Describe the manufacture of alkenes and of hydrogen by cracking
Cracking is the breaking of long alkane chains (and other more complex organic molecules) into simpler smaller ones through the use of high heat, pressure and catalysts. This process involved heating the hydrocarbons to vaporise them. The vapours are then either passed over a hot catalyst (silica or alumina) or mixed with steam and heated to a very high temperature (temperature in the range of 600-700 ̊C) so that thermal decomposition reactions can occur. The products of cracking include shorter chain alkanes and alkenes (or hydrogen)
Distinguish between saturated and unsaturated hydrocarbons from molecular structures and by reaction with aqueous bromine
Unsaturated = contain one or more C=C double bonds e.g. alkenes while saturated = contain no C=C double bonds e.g. alkanes. Unsaturated hydrocarbons react with bromine in an addition reaction, decolourising it as there is no more bromine (orange to colourless) and saturated hydrocarbons do not react with bromine and therefore the solution will remain orange
Describe the formation of poly(ethene)
an example of addition polymerisation of monomer units
Describe the properties of alkenes in terms of addition reactions with bromine, hydrogen and steam
Addition reactions involve the removal of C=C double bond as the C=C bond is very reactive and can easily react to form C-C.
- alkene + bromine → dibromoalkane. E.g. Ethene + bromine → 1,2-dibromoethane as the double bond breaks.
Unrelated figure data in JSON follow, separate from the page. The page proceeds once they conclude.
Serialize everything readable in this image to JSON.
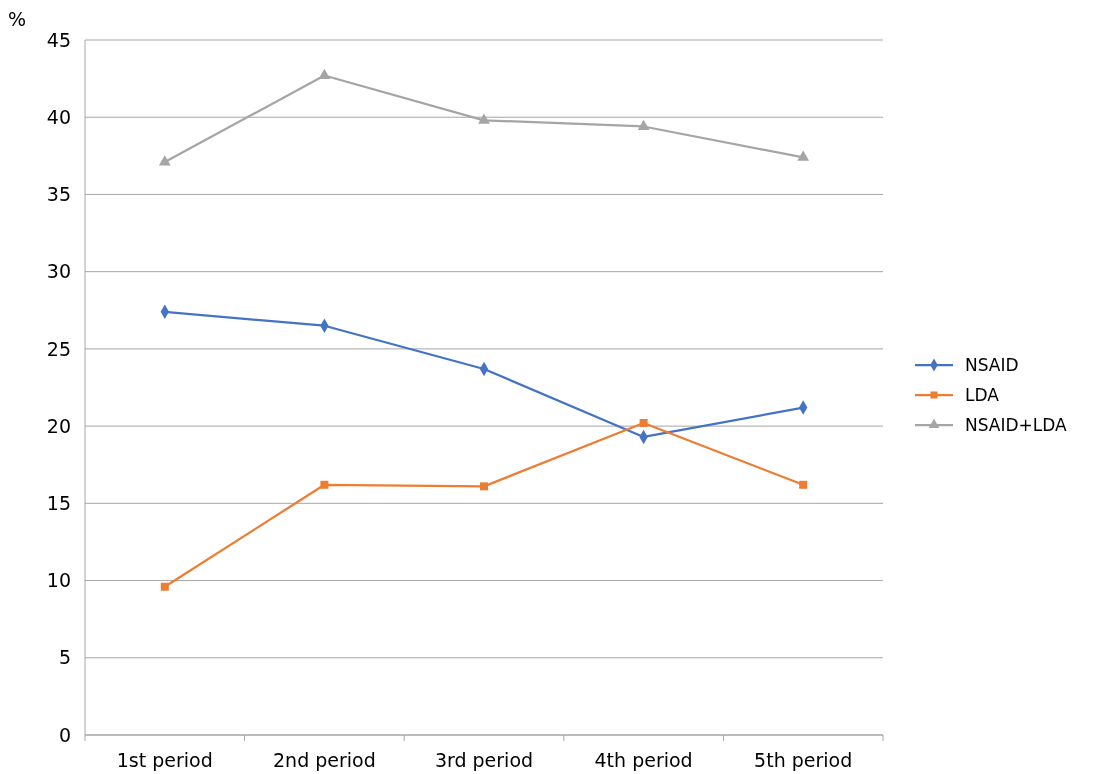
{
  "chart_data": {
    "type": "line",
    "ylabel": "%",
    "categories": [
      "1st period",
      "2nd period",
      "3rd period",
      "4th period",
      "5th period"
    ],
    "series": [
      {
        "name": "NSAID",
        "color": "#4472c4",
        "marker": "diamond",
        "values": [
          27.4,
          26.5,
          23.7,
          19.3,
          21.2
        ]
      },
      {
        "name": "LDA",
        "color": "#ed7d31",
        "marker": "square",
        "values": [
          9.6,
          16.2,
          16.1,
          20.2,
          16.2
        ]
      },
      {
        "name": "NSAID+LDA",
        "color": "#a5a5a5",
        "marker": "triangle",
        "values": [
          37.1,
          42.7,
          39.8,
          39.4,
          37.4
        ]
      }
    ],
    "ylim": [
      0,
      45
    ],
    "yticks": [
      0,
      5,
      10,
      15,
      20,
      25,
      30,
      35,
      40,
      45
    ],
    "grid": "y",
    "legend": "right",
    "line_style": "solid"
  }
}
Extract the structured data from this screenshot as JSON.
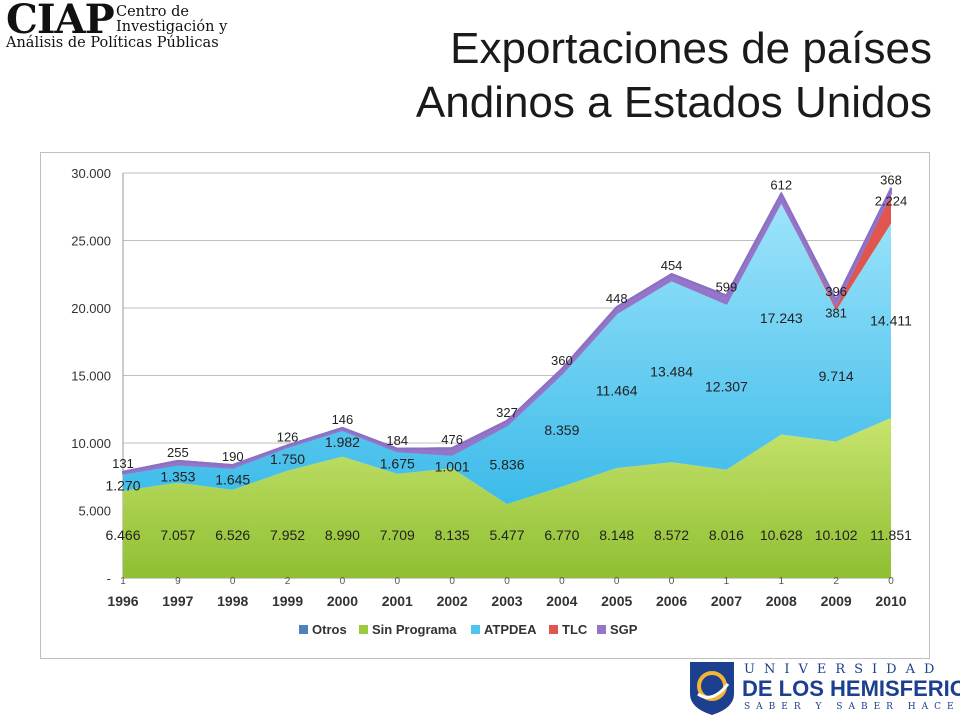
{
  "logo_ciap": {
    "word": "CIAP",
    "line1": "Centro de",
    "line2": "Investigación y",
    "line3": "Análisis de Políticas Públicas"
  },
  "title": {
    "line1": "Exportaciones de países",
    "line2": "Andinos a Estados Unidos"
  },
  "chart_data": {
    "type": "area",
    "stacked": true,
    "categories": [
      "1996",
      "1997",
      "1998",
      "1999",
      "2000",
      "2001",
      "2002",
      "2003",
      "2004",
      "2005",
      "2006",
      "2007",
      "2008",
      "2009",
      "2010"
    ],
    "ylim": [
      0,
      30000
    ],
    "yticks": [
      {
        "value": 0,
        "label": "-"
      },
      {
        "value": 5000,
        "label": "5.000"
      },
      {
        "value": 10000,
        "label": "10.000"
      },
      {
        "value": 15000,
        "label": "15.000"
      },
      {
        "value": 20000,
        "label": "20.000"
      },
      {
        "value": 25000,
        "label": "25.000"
      },
      {
        "value": 30000,
        "label": "30.000"
      }
    ],
    "grid": true,
    "legend_position": "bottom",
    "series": [
      {
        "name": "Sin Programa",
        "color": "#9bcb3c",
        "values": [
          6466,
          7057,
          6526,
          7952,
          8990,
          7709,
          8135,
          5477,
          6770,
          8148,
          8572,
          8016,
          10628,
          10102,
          11851
        ],
        "labels": [
          "6.466",
          "7.057",
          "6.526",
          "7.952",
          "8.990",
          "7.709",
          "8.135",
          "5.477",
          "6.770",
          "8.148",
          "8.572",
          "8.016",
          "10.628",
          "10.102",
          "11.851"
        ]
      },
      {
        "name": "ATPDEA",
        "color": "#4dc5ef",
        "values": [
          1270,
          1353,
          1645,
          1750,
          1982,
          1675,
          1001,
          5836,
          8359,
          11464,
          13484,
          12307,
          17243,
          9714,
          14411
        ],
        "labels": [
          "1.270",
          "1.353",
          "1.645",
          "1.750",
          "1.982",
          "1.675",
          "1.001",
          "5.836",
          "8.359",
          "11.464",
          "13.484",
          "12.307",
          "17.243",
          "9.714",
          "14.411"
        ]
      },
      {
        "name": "TLC",
        "color": "#e0564e",
        "values": [
          0,
          0,
          0,
          0,
          0,
          0,
          0,
          0,
          0,
          0,
          0,
          0,
          0,
          381,
          2224
        ],
        "labels": [
          "",
          "",
          "",
          "",
          "",
          "",
          "",
          "",
          "",
          "",
          "",
          "",
          "",
          "381",
          "2.224"
        ]
      },
      {
        "name": "SGP",
        "color": "#9575c8",
        "values": [
          131,
          255,
          190,
          126,
          146,
          184,
          476,
          327,
          360,
          448,
          454,
          599,
          612,
          396,
          368
        ],
        "labels": [
          "131",
          "255",
          "190",
          "126",
          "146",
          "184",
          "476",
          "327",
          "360",
          "448",
          "454",
          "599",
          "612",
          "396",
          "368"
        ]
      },
      {
        "name": "Otros",
        "color": "#4f81bd",
        "values": [
          1,
          9,
          0,
          2,
          0,
          0,
          0,
          0,
          0,
          0,
          0,
          1,
          1,
          2,
          0
        ],
        "labels": [
          "1",
          "9",
          "0",
          "2",
          "0",
          "0",
          "0",
          "0",
          "0",
          "0",
          "0",
          "1",
          "1",
          "2",
          "0"
        ]
      }
    ],
    "legend": [
      "Otros",
      "Sin Programa",
      "ATPDEA",
      "TLC",
      "SGP"
    ]
  },
  "university_logo": {
    "line1": "UNIVERSIDAD",
    "line2": "DE LOS HEMISFERIOS",
    "line3": "SABER Y SABER HACER"
  }
}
- alkene + steam → alcohol, E.g. Ethene + steam → ethanol this reaction is called hydrogenation
- alkene + hydrogen → alkane, E.g. Ethene + hydrogen → ethane
Describe the manufacture of ethanol by fermentation and by the catalytic addition of steam to ethene
ethene gas obtained from cracking can be further reacted with water in the form of steam to produce ethanol in a process also known as hydration. This reaction is carried out at a temperature of about 550 °C and in the presence of a strong acid, such as sulfuric or phosphoric acid, which acts as a catalyst. Also, fermentation causes ethanol to be produced as yeast respires anaerobically taking glucose to produce ethanol and carbon dioxide.
Describe the properties of ethanol in terms of burning
Ethanol is highly flammable and can easily be ignited at temperatures lower than room temperature. It burns readily with oxygen with a clean blue flame and does not produce any soot, releasing a lot of heat energy
Name the uses of ethanol
It is used as a solvent for substances that can not dissolve in water and is a solvent for perfume and makeup. Ethanol can also be used as a biofuel for cars.
Outline the advantages and disadvantages of the two methods of manufacturing ethanol
Fermentation advantages: ▪ Renewable raw materials ▪ Warm, normal pressure (inexpensive) ▪ Little energy needed Fermentation disadvantages: ▪ A lot of workers needed ▪ Slow ▪ Impure – needs treatment
Steam advantages: ▪ Continuous process (runs all the time) ▪ Few workers needed ▪ Fast ▪ Pure Steam disadvantages: ▪ Non-renewable raw materials ▪ High temperature and pressure (expensive) ▪ A lot of energy needed
Describe the properties of aqueous ethanoic acid
It dissolves in water to produce an acidic solution, has a melting point of 17˚C and a boiling point of approximately 118 °C. It forms ice-like crystals just below 17 °C and in its pure form, is corrosive.